Report finds thermoplastic composite pipes significantly greener than carbon steel pipes


A report launched by DNV, Strohm and the Nonmetallic Innovation Center (NIC) showed that thermoplastic composite (TCP) pipes have a significantly lower carbon footprint, in the order of 30-60%, than a pipeline solution carbon steel equivalent. .

The report presents the results of a Joint Industrial Project (JIP) between the three companies investigating the life cycle of a 22 kilometer pipeline carrying produced water for injection to a field outside Angola in Africa of the West, with a lifespan of 20 years.

The parties have considered all stages of the lifecycle carbon footprint, which is a measure of direct and indirect greenhouse gas (GHG) emissions associated with all lifecycle activities of the product, from the extraction and production of materials up to the end of life stage of the pipes.

“This study shows the importance of the choices made in the technology, design, transportation logistics and installation of offshore pipeline solutions, with respect to the impact on lifecycle GHGs,” Prajeev Rasiah, Executive Vice President for Energy Systems, Northern Europe at DNV.

“It emphasizes the importance of an efficient logistics and transport facility, including the selection of vessels that have a high impact on the total carbon footprint for steel and TCP. While admittedly limited to certain geographies and scenarios, the current case study has shown that TCP has an advantage in this area. »
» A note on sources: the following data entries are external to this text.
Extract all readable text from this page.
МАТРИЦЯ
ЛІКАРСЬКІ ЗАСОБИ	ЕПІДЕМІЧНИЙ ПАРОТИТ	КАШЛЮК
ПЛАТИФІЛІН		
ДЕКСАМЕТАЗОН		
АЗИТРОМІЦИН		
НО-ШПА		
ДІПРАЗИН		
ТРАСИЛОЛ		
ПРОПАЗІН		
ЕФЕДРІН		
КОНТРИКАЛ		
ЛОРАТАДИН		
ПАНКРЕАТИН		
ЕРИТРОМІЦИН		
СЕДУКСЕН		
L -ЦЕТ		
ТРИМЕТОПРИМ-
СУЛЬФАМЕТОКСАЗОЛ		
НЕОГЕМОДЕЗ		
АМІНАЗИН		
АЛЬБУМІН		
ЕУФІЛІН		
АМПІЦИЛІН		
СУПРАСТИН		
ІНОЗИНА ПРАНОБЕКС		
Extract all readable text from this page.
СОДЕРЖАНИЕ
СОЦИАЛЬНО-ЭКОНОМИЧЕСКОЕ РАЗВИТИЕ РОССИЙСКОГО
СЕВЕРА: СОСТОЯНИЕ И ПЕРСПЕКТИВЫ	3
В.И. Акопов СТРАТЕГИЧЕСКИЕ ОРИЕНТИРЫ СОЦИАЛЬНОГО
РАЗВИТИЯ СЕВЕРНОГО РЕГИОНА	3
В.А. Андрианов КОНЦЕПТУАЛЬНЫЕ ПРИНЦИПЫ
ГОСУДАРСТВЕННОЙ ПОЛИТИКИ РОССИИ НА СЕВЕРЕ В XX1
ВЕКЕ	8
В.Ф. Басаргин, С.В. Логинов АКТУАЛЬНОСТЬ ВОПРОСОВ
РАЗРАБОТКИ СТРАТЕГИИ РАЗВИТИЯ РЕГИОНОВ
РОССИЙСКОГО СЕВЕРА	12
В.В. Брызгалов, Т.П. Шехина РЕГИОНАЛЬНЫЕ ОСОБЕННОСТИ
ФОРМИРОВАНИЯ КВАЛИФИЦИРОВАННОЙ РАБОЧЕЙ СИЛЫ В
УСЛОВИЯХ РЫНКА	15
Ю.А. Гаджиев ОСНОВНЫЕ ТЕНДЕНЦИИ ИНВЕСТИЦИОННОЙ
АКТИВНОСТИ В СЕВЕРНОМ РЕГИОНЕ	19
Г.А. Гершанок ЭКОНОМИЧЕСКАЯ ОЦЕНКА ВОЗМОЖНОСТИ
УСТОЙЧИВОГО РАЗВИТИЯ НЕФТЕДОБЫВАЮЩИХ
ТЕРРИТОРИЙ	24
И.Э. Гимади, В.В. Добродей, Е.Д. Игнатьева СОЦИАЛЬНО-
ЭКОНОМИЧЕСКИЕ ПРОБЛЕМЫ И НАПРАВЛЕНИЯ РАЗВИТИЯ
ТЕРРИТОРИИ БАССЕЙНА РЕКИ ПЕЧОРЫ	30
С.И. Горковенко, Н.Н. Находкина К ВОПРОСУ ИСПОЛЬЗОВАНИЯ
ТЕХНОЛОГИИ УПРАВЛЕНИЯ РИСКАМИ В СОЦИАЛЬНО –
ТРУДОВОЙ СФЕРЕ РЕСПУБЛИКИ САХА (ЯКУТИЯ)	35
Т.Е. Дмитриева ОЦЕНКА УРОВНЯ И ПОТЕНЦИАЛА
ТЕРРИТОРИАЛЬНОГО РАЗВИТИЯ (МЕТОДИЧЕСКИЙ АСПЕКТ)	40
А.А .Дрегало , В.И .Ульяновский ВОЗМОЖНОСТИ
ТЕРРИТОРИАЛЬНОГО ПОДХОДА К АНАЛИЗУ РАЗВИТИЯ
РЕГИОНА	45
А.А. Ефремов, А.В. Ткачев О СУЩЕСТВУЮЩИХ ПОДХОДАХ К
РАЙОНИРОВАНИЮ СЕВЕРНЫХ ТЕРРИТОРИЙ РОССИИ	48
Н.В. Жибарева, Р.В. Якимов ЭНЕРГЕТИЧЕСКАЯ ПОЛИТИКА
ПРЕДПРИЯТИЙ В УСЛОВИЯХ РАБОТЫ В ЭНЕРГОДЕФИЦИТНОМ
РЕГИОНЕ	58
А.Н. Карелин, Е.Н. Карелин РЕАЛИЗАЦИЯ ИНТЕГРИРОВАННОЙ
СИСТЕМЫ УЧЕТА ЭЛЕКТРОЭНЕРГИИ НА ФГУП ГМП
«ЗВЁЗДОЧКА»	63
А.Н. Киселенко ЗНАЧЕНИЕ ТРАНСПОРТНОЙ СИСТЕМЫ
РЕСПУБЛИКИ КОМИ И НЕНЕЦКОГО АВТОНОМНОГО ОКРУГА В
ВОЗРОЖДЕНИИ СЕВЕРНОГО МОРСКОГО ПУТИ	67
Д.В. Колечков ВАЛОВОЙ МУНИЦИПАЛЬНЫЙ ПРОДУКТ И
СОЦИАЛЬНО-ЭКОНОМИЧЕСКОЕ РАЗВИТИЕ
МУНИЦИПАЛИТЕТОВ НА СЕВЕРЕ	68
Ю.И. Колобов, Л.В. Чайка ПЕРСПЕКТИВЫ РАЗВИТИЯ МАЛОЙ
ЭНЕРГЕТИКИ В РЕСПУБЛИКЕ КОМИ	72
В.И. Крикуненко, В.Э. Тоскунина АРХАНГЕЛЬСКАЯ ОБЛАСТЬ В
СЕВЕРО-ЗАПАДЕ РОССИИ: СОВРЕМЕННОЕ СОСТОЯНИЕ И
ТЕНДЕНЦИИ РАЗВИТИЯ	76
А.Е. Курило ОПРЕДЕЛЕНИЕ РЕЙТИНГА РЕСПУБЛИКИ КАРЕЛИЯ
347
According to DNV, the results of this collaboration complement a previous NIC study evaluating CO2 footprint for land pipes, with both studies showing consistent results.

In a world where all companies seek to improve their environmental credentials, deploying TCP can offer oil and gas companies an easily deployable, greener alternative to their historically steel-based infrastructure, the company said.

“We are excited about the results of the study, as this is a big step forward in establishing TCP as a suitable alternative to steel in offshore applications,” Caroline JustetHead of Business Growth for Energy in Transition at Strohm.

“The greatest GHG benefits of using TCP over steel will be in cases where the pipe has to be transported long distances. TCP is rollable and lightweight allowing it to be delivered in long lengths and installed using small vessels or underwater pallets, significantly reducing CO2 emissions.